You were my first love. And it was the perfect first love story: Boy meets girl, boy gets the girl, they fall in love.
However, what they don’t tell you about these stories is the before. And in our case, they didn’t tell us that Boy grew up without a father, and he will never be able to love himself completely. And they didn’t tell us that Girl switched schools so many times that she was afraid of ever becoming attached.
So, after 18 months of needing love but being too afraid to accept it, us two slowly destroyed each other. We would be so happy, we would have the best of times, we would be extremely passionate and felt unstoppable. However, we’d hold in all of our fears because we were trying to keep the other one happy.
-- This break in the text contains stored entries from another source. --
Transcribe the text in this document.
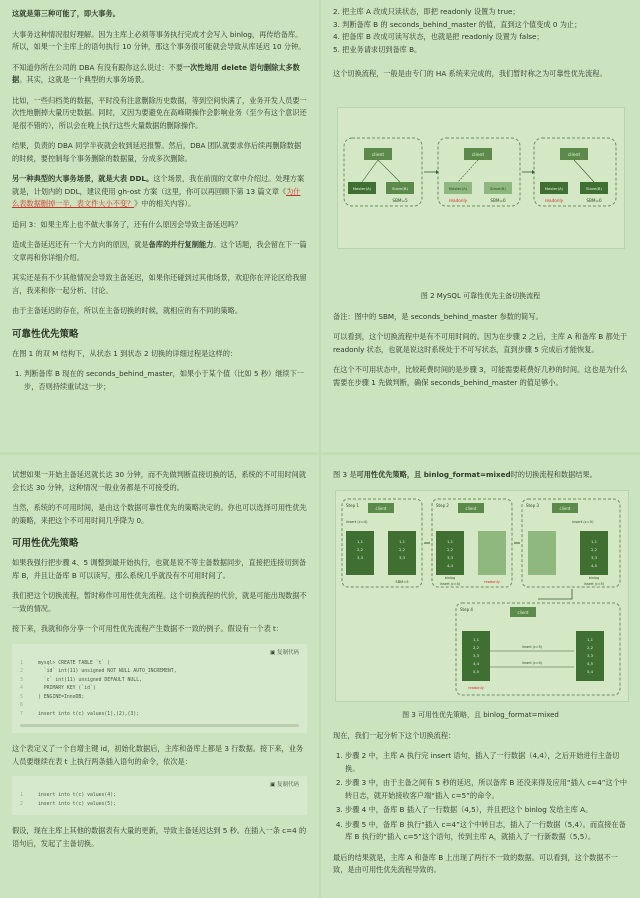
这就是第三种可能了，即大事务。

大事务这种情况很好理解。因为主库上必须等事务执行完成才会写入 binlog，再传给备库。所以，如果一个主库上的语句执行 10 分钟，那这个事务很可能就会导致从库延迟 10 分钟。

不知道你所在公司的 DBA 有没有跟你这么说过：不要一次性地用 delete 语句删除太多数据。其实，这就是一个典型的大事务场景。

比如，一些归档类的数据，平时没有注意删除历史数据，等到空间快满了，业务开发人员要一次性地删掉大量历史数据。同时，又因为要避免在高峰期操作会影响业务（至少有这个意识还是很不错的），所以会在晚上执行这些大量数据的删除操作。

结果，负责的 DBA 同学半夜就会收到延迟报警。然后，DBA 团队就要求你后续再删除数据的时候，要控制每个事务删除的数据量，分成多次删除。

另一种典型的大事务场景，就是大表 DDL。这个场景，我在前面的文章中介绍过。处理方案就是，计划内的 DDL，建议使用 gh-ost 方案（这里，你可以再回顾下第 13 篇文章《为什么表数据删掉一半，表文件大小不变？》中的相关内容）。

追问 3：如果主库上也不做大事务了，还有什么原因会导致主备延迟吗？

造成主备延迟还有一个大方向的原因，就是备库的并行复制能力。这个话题，我会留在下一篇文章再和你详细介绍。

其实还是有不少其他情况会导致主备延迟，如果你还碰到过其他场景，欢迎你在评论区给我留言，我来和你一起分析、讨论。

由于主备延迟的存在，所以在主备切换的时候，就相应的有不同的策略。

可靠性优先策略

在图 1 的双 M 结构下，从状态 1 到状态 2 切换的详细过程是这样的：

1. 判断备库 B 现在的 seconds_behind_master，如果小于某个值（比如 5 秒）继续下一步，否则持续重试这一步；

2. 把主库 A 改成只读状态，即把 readonly 设置为 true；

3. 判断备库 B 的 seconds_behind_master 的值，直到这个值变成 0 为止；

4. 把备库 B 改成可读写状态，也就是把 readonly 设置为 false；

5. 把业务请求切到备库 B。

这个切换流程，一般是由专门的 HA 系统来完成的，我们暂时称之为可靠性优先流程。

client	client	client
Master(A)	Slave(B)	Master(A)	Slave(B)	Master(A)	Slave(B)
SBM=5	readonly	SBM=0	readonly	SBM=0
图 2 MySQL 可靠性优先主备切换流程

备注：图中的 SBM，是 seconds_behind_master 参数的简写。

可以看到，这个切换流程中是有不可用时间的。因为在步骤 2 之后，主库 A 和备库 B 都处于 readonly 状态，也就是说这时系统处于不可写状态，直到步骤 5 完成后才能恢复。

在这个不可用状态中，比较耗费时间的是步骤 3，可能需要耗费好几秒的时间。这也是为什么需要在步骤 1 先做判断，确保 seconds_behind_master 的值足够小。

试想如果一开始主备延迟就长达 30 分钟，而不先做判断直接切换的话，系统的不可用时间就会长达 30 分钟，这种情况一般业务都是不可接受的。

当然，系统的不可用时间，是由这个数据可靠性优先的策略决定的。你也可以选择可用性优先的策略，来把这个不可用时间几乎降为 0。

可用性优先策略

如果我强行把步骤 4、5 调整到最开始执行，也就是说不等主备数据同步，直接把连接切到备库 B，并且让备库 B 可以读写，那么系统几乎就没有不可用时间了。

我们把这个切换流程，暂时称作可用性优先流程。这个切换流程的代价，就是可能出现数据不一致的情况。

接下来，我就和你分享一个可用性优先流程产生数据不一致的例子。假设有一个表 t：

▣ 复制代码
1	mysql> CREATE TABLE `t` (
2	`id` int(11) unsigned NOT NULL AUTO_INCREMENT,
3	`c` int(11) unsigned DEFAULT NULL,
4	PRIMARY KEY (`id`)
5	) ENGINE=InnoDB;
6
7	insert into t(c) values(1),(2),(3);

这个表定义了一个自增主键 id，初始化数据后，主库和备库上都是 3 行数据。接下来，业务人员要继续在表 t 上执行两条插入语句的命令，依次是：

▣ 复制代码
1	insert into t(c) values(4);
2	insert into t(c) values(5);

假设，现在主库上其他的数据表有大量的更新，导致主备延迟达到 5 秒。在插入一条 c=4 的语句后，发起了主备切换。

图 3 是可用性优先策略，且 binlog_format=mixed时的切换流程和数据结果。

Step 1	Step 2	Step 3
Step 4
client	client	client
client
insert (c=4)	insert (c=5)
1,1
2,2
3,3
1,1
2,2
3,3
SBM=5
1,1
2,2
3,3
4,4
binlog
insert (c=4)	readonly
1,1
2,2
3,3
4,5
binlog
insert (c=5)
1,1
2,2
3,3
4,4
5,5
1,1
2,2
3,3
4,5
5,4
insert (c=5)
insert (c=4)
readonly
图 3 可用性优先策略，且 binlog_format=mixed

现在，我们一起分析下这个切换流程：

1. 步骤 2 中，主库 A 执行完 insert 语句，插入了一行数据（4,4），之后开始进行主备切换。
2. 步骤 3 中，由于主备之间有 5 秒的延迟，所以备库 B 还没来得及应用“插入 c=4”这个中转日志，就开始接收客户端“插入 c=5”的命令。
3. 步骤 4 中，备库 B 插入了一行数据（4,5），并且把这个 binlog 发给主库 A。
4. 步骤 5 中，备库 B 执行“插入 c=4”这个中转日志，插入了一行数据（5,4）。而直接在备库 B 执行的“插入 c=5”这个语句，传到主库 A，就插入了一行新数据（5,5）。

最后的结果就是，主库 A 和备库 B 上出现了两行不一致的数据。可以看到，这个数据不一致，是由可用性优先流程导致的。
We we’re too afraid of letting the other person in completely because one of us could leave. And then where would we be? The idea of being permanently lovable was almost as possible as genies or fairies. We had endless amounts of love for the other, we really did. But we subconsciously put up walls to protect ourselves from ever losing it, afraid that once we’d give all that love out, we wouldn’t be able to get it back.
This type of love was so damaging, it led you to cheating. And despite you only truly loving me, one love was not enough to fill the hole your father left in your heart. You needed to feel superior. You needed that dominance. You needed another physical being to provide physical love in a way that I refused. Sweetie, I wish someone had taught you that ‘making love’ does not actually make love.
But of course, you felt that backfire. You took one look at yourself in the mirror and saw the boy staring back at you was no better than the father that had abandoned you. You saw that your promises you made me were suddenly as empty and temporary as the homes I had known over the years. You suddenly began to hate yourself so much that that hatred started to spew into your veins and the coldness of your actions consumed you and left you frozen in a state of destruction.
I swear your smile was never the same. So of course, I left.
However, you had become my home. The place I felt happiest, despite my inner struggles. I used to look at you and feel safety. You were that constant I had always longed for. Which is why 4 months later, I took you back. Which brings us back to the first statement: I wish I told you no.
If I didn’t take you back, I could have ended with closeur. I could have moved on. Hey, moving was something I was good at! But instead we spiraled back into a heap of chaos and I’m questionable if I’ll ever be able to recover.
Ultimately, you taught me that it is best to make homes out of houses, because at least when the walls of a house come tumbling down, there is nothing left. But when your walls came down, you were still the frame of the man I thought I loved, but I could no longer feel the security you had promised before. And as I desperately tried to refill you with the warmth you once had, I wish someone had taught me that ‘making love’ does not actually make love. Again, I wish I told you no.